Las actividades fraudulentas giraron principalmente en torno a tácticas de ingeniería social, donde los autores se hicieron pasar por agentes de la ley, empleados bancarios o incluso supervisores para manipular a las víctimas para que entregaran fondos o información financiera sensible.
En Tailandia, la policía desmanteló una red de lavado de dinero vinculada a estafas románticas, donde los fondos robados se procesaron a través de canales financieros complejos antes de ser distribuidos. Estas operaciones a menudo involucran a grupos del crimen organizado que operan a nivel mundial, a veces con vínculos con gobiernos corruptos. Según los informes, algunas de estas redes han estado activas en el sudeste asiático, particularmente en Camboya, y han sido acusadas de violar los derechos humanos. La representante de Amnistía Internacional en Suiza, Natalie Wenger, señaló que hay indicios de trata de personas en este caso.
Por ejemplo, en la isla de Palau, en el Pacífico, 22 sospechosos no fueron arrestados directamente, sino que fueron deportados del país. Esta acción sugiere que estas personas podrían haber sido trabajadores indocumentados que fueron traficados a la región contra su voluntad. Amnistía Internacional espera que estas personas sean tratadas como víctimas en lugar de criminales. A pesar del éxito de la operación, los expertos siguen siendo escépticos sobre su impacto a largo plazo en el crimen cibernético global.
Sin embargo, las Naciones Unidas estiman que aproximadamente $500 mil millones se pierden anualmente debido a tales esquemas engañosos en todo el mundo. En comparación, la operación actual ha llevado a la incautación de sólo $293 millones, subrayando la vasta escala del problema que aún queda. Suiza no participó en la operación, aunque varias naciones europeas estuvieron involucradas. La operación destaca la creciente complejidad del cibercrimen, que a menudo implica colaboración transfronteriza entre organizaciones criminales y requiere cooperación internacional para abordar de manera efectiva.

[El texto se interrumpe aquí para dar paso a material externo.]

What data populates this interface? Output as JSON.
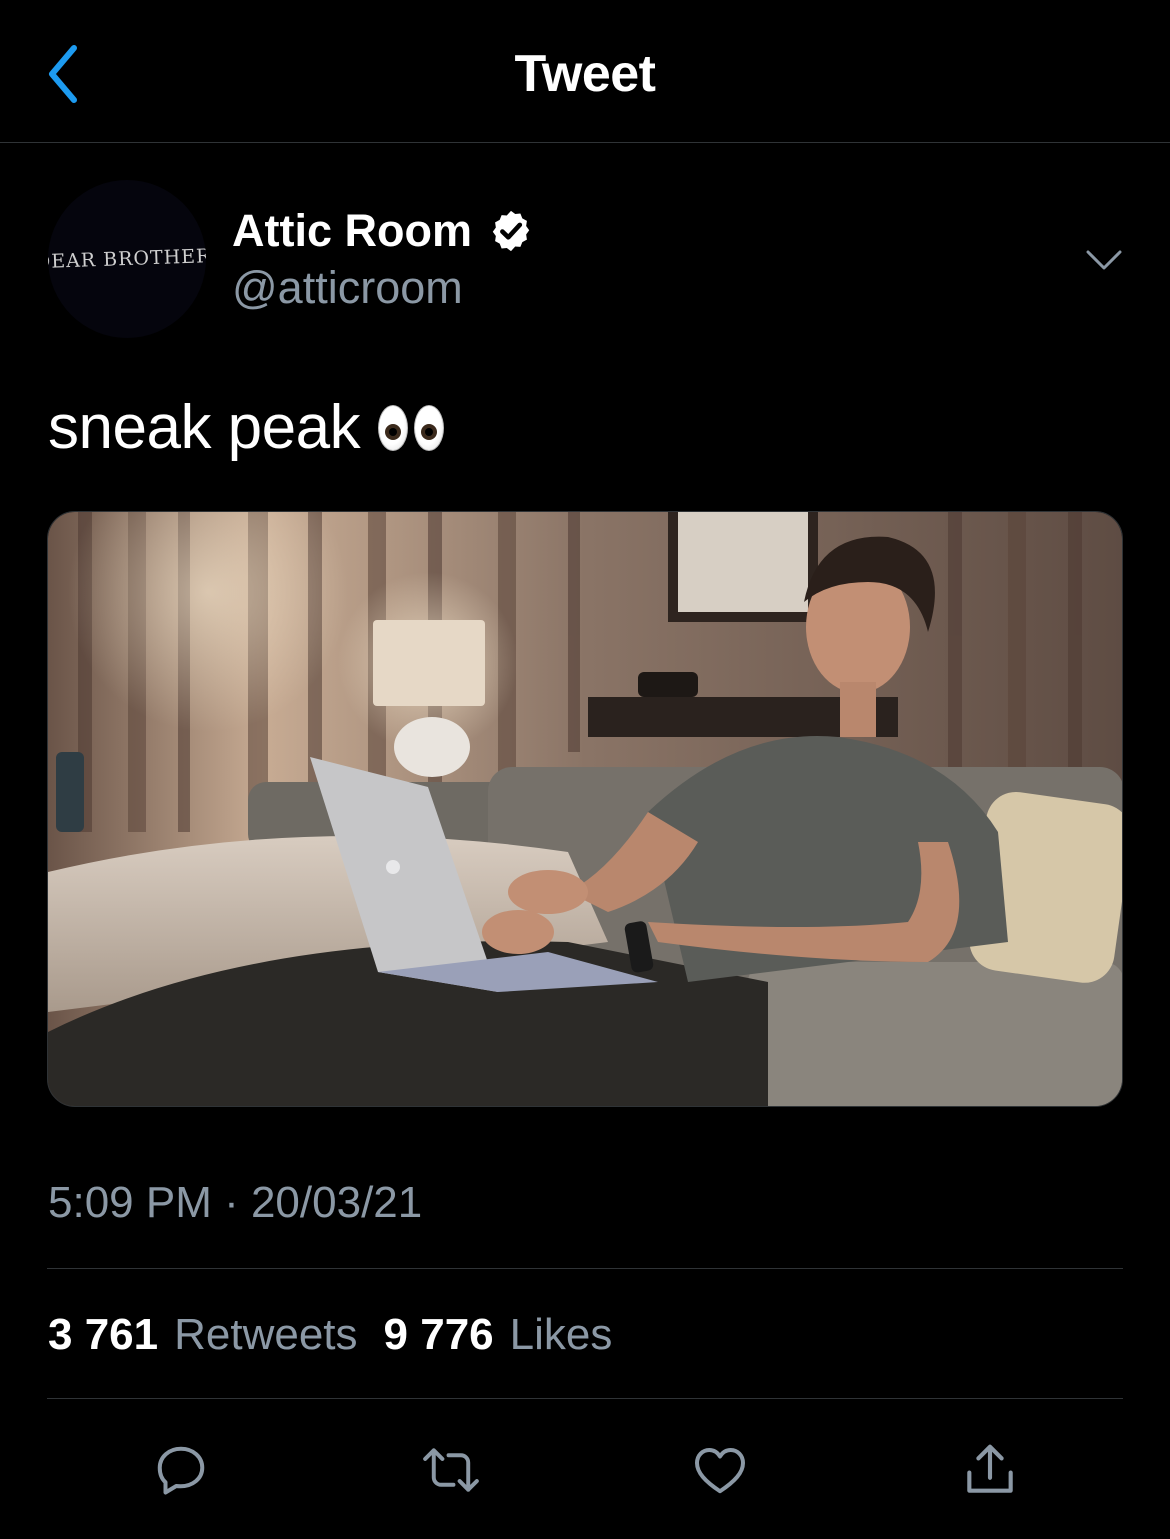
{
  "header": {
    "title": "Tweet",
    "back_icon": "chevron-left-icon"
  },
  "tweet": {
    "author": {
      "display_name": "Attic Room",
      "handle": "@atticroom",
      "verified": true,
      "avatar_text": "DEAR BROTHER,"
    },
    "text": "sneak peak",
    "emoji": "eyes",
    "media": {
      "type": "photo"
    },
    "timestamp": "5:09 PM · 20/03/21",
    "stats": {
      "retweets_count": "3 761",
      "retweets_label": "Retweets",
      "likes_count": "9 776",
      "likes_label": "Likes"
    },
    "actions": [
      "reply-icon",
      "retweet-icon",
      "like-icon",
      "share-icon"
    ]
  },
  "colors": {
    "background": "#000000",
    "accent": "#1d9bf0",
    "secondary_text": "#8b98a5",
    "divider": "#2f3336"
  }
}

Si bien el arresto de miles de individuos marca un paso adelante, muchas preguntas permanecen sobre cuántos de los arrestados fueron víctimas de trata de personas o trabajo forzoso. La operación subraya la necesidad de esfuerzos continuos para combatir tanto el delito cibernético como la trata de personas, que están cada vez más entrelazados en el panorama digital de hoy. A medida que la tecnología evoluciona, también lo deben hacer las estrategias empleadas por las agencias policiales para proteger a los ciudadanos de ser víctimas de estos engaños elaborados.